Aimer et servir pour et avec Dieu

Aimer et servir pour et avec DieuLes textes de 33e dimanche ordinaire sont plutôt désespérants. Ils ne sont pas très engageants à nous faire entrer dans ce dynamisme dont nous avons tant besoin. Pourtant, ils sont particulièrement réalistes avec notre monde. La guerre, les conflits, les luttes fratricides, les tensions sont omniprésentes. Malheureusement, cette actualité est aussi présente dans nos familles, nos lieux de vie et de travail. Qu’attendons-nous donc pour résister à cette ambiance mortifère qui ne cesse de polluer notre cadre de vie et servir le Royaume de Dieu ?

Paix

Comment cesser ces guerres pour le pouvoir qui rendent les conditions de vie difficiles, qui opposent les dirigeants avec le peuple ? Une petite fille de 3 ans et demi a trouvé la réponse : « Faire des câlins et des bisous à ses camarades ». C’est tout simple et cela a une saveur qui ressemble à l’Évangile. Il est donc nécessaire, plus que jamais, d’apprendre à aimer et d’apprendre à s’aimer. Voilà le rempart aux cataclysmes que nous décrit l’évangéliste Luc.

Amour

Cet amour n’est ni plus ni mois que le signe que le Père nous offre de contempler lors de la Nativité. Une fragilité qui trouve sa force dans le don désarmé d’un enfant couché dans une mangeoire. Ou bien encore, le pain et le vin qui deviennent corps et sang.
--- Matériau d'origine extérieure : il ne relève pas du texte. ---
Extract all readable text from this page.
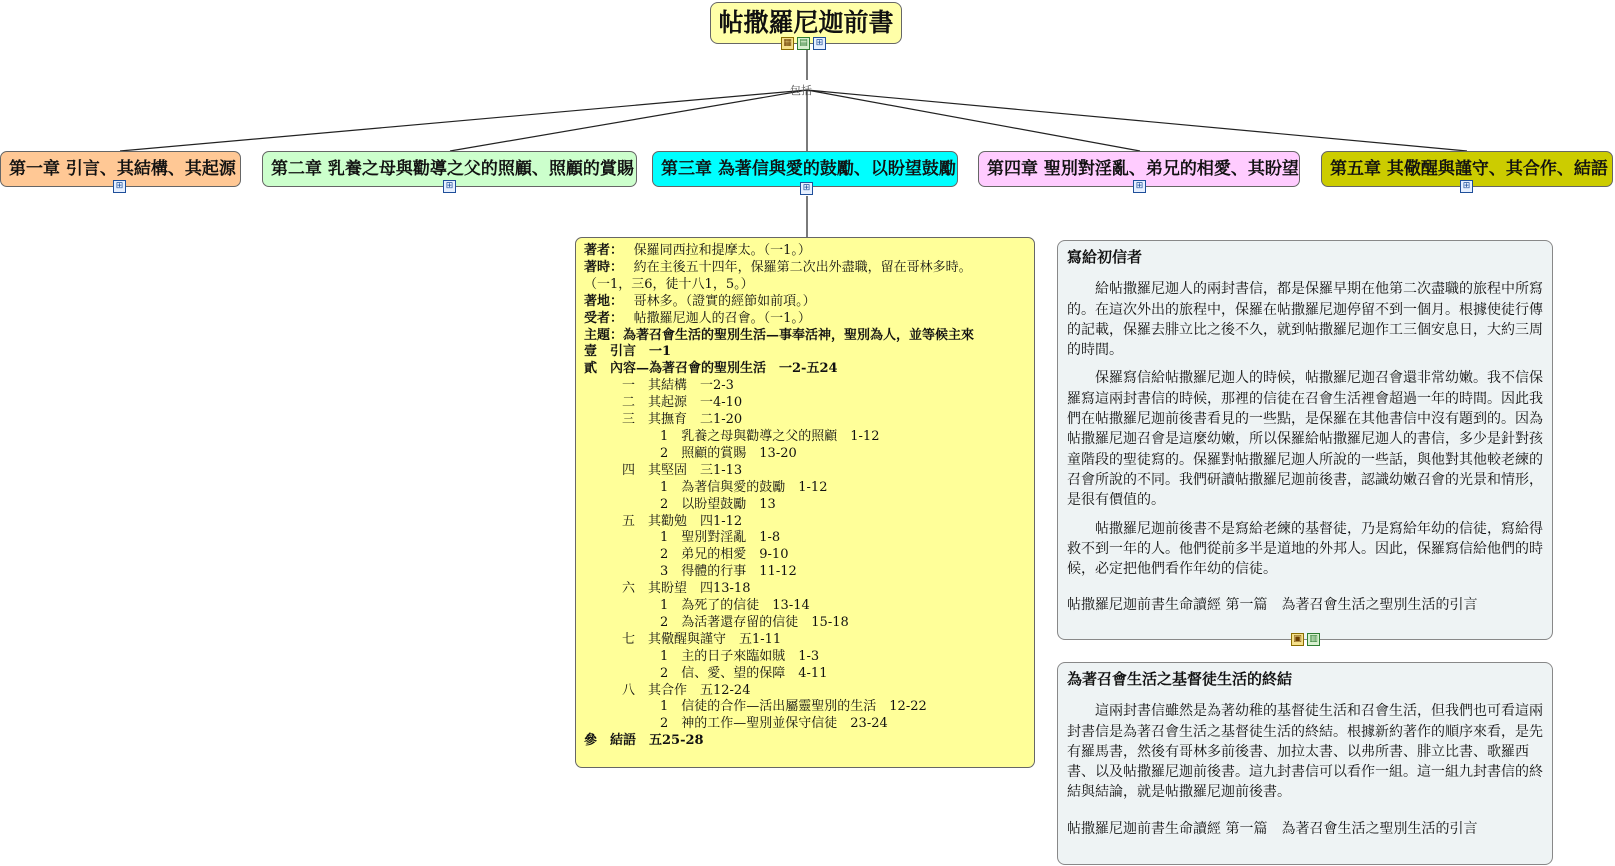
帖撒羅尼迦前書
▦ ▤ ⊞
包括
第一章 引言、其結構、其起源
⊞
第二章 乳養之母與勸導之父的照顧、照顧的賞賜
⊞
第三章 為著信與愛的鼓勵、以盼望鼓勵
⊞
第四章 聖別對淫亂、弟兄的相愛、其盼望
⊞
第五章 其儆醒與謹守、其合作、結語
⊞
著者：　 保羅同西拉和提摩太。（一1。）
著時：　 約在主後五十四年，保羅第二次出外盡職，留在哥林多時。
（一1，三6，徒十八1，5。）
著地：　 哥林多。（證實的經節如前項。）
受者：　 帖撒羅尼迦人的召會。（一1。）
主題：為著召會生活的聖別生活—事奉活神，聖別為人，並等候主來
壹　引言　一1
貳　內容—為著召會的聖別生活　一2-五24
一　其結構　一2-3
二　其起源　一4-10
三　其撫育　二1-20
1　乳養之母與勸導之父的照顧　1-12
2　照顧的賞賜　13-20
四　其堅固　三1-13
1　為著信與愛的鼓勵　1-12
2　以盼望鼓勵　13
五　其勸勉　四1-12
1　聖別對淫亂　1-8
2　弟兄的相愛　9-10
3　得體的行事　11-12
六　其盼望　四13-18
1　為死了的信徒　13-14
2　為活著還存留的信徒　15-18
七　其儆醒與謹守　五1-11
1　主的日子來臨如賊　1-3
2　信、愛、望的保障　4-11
八　其合作　五12-24
1　信徒的合作—活出屬靈聖別的生活　12-22
2　神的工作—聖別並保守信徒　23-24
參　結語　五25-28
寫給初信者

給帖撒羅尼迦人的兩封書信，都是保羅早期在他第二次盡職的旅程中所寫的。在這次外出的旅程中，保羅在帖撒羅尼迦停留不到一個月。根據使徒行傳的記載，保羅去腓立比之後不久，就到帖撒羅尼迦作工三個安息日，大約三周的時間。

保羅寫信給帖撒羅尼迦人的時候，帖撒羅尼迦召會還非常幼嫩。我不信保羅寫這兩封書信的時候，那裡的信徒在召會生活裡會超過一年的時間。因此我們在帖撒羅尼迦前後書看見的一些點，是保羅在其他書信中沒有題到的。因為帖撒羅尼迦召會是這麼幼嫩，所以保羅給帖撒羅尼迦人的書信，多少是針對孩童階段的聖徒寫的。保羅對帖撒羅尼迦人所說的一些話，與他對其他較老練的召會所說的不同。我們研讀帖撒羅尼迦前後書，認識幼嫩召會的光景和情形，是很有價值的。

帖撒羅尼迦前後書不是寫給老練的基督徒，乃是寫給年幼的信徒，寫給得救不到一年的人。他們從前多半是道地的外邦人。因此，保羅寫信給他們的時候，必定把他們看作年幼的信徒。

帖撒羅尼迦前書生命讀經 第一篇　為著召會生活之聖別生活的引言

▣ ▥
為著召會生活之基督徒生活的終結

這兩封書信雖然是為著幼稚的基督徒生活和召會生活，但我們也可看這兩封書信是為著召會生活之基督徒生活的終結。根據新約著作的順序來看，是先有羅馬書，然後有哥林多前後書、加拉太書、以弗所書、腓立比書、歌羅西書、以及帖撒羅尼迦前後書。這九封書信可以看作一組。這一組九封書信的終結與結論，就是帖撒羅尼迦前後書。

帖撒羅尼迦前書生命讀經 第一篇　為著召會生活之聖別生活的引言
La Nativité, l’Eucharistie, la Croix sont des contre-signes de pouvoirs, ils vont à contre-courant de notre monde. Non qu’il faille nous démarquer par d’une manière visible, mais dans notre façon de penser et d’agir au cœur de ce monde.

Soleil

Il s’agit de vivre en se laissant inonder par le Soleil de Justice dont nous parle la première lecture. A l’image de celui qui nous éclaire et nous réchauffe, il semble nécessaire, pour changer ce monde, de se laisser conduire par le Seigneur. Il ne propose pas un mode d’emploi pour vivre en frères et sœurs dans ce monde. C’est un chemin, une direction où nous aurons pour compagnonnage sa Parole, boussole pour notre pérégrination. Chacun de nous y cheminera, malgré fatigues et contradictions, à son rythme, dans la différence et la richesse de ce qu’il est.

Ensemble

C’est toutefois, ensemble, que nous formons le Peuple de Dieu. Notre cohorte n’a de sens et de force que si elle est unie par l’Amour que Dieu. Cet Amour qui, si nous nous laissons rejoindre par Lui, saura nous libérer et nous guérir de ce qui en nous lui fait obstacle. L’Amour de Dieu est le temple par excellence où nous pouvons le rencontrer. Il est ce qui donne sens, lumière, vie à nos projets et ambitions. Nous ne sommes pas en chemin pour nous-même, telle une course au trésor, mais pour vivre en Église, peuple des croyants en route.

Identité

La véritable identité de l’Église ne réside pas tant dans la hiérarchie et les ordres, mais dans le désir de se rencontrer, de se réunir et de vivre au nom de Jésus-Christ. Le Christ nous assure de sa présence, de son souffle de vie qui viendra habiter nos intelligences pour assumer nos positions prises en cohérence avec notre foi.

Promesse

Apprenons, jour après jour, à vivre de la vie promise par Dieu. Ne ralentissons pas le pas, même si nous trouvons qu’il est difficile de vivre au diapason du don de Dieu. C’est Dieu qui nous donne l’élan et la force, il nous revient juste de l’accueillir, de la prendre en compte et de l’avoir pour compagnon quotidien. Ainsi, nous entrerons dans la compréhension que ce n’est pas le pouvoir qui donne sens à notre vie, mais le service.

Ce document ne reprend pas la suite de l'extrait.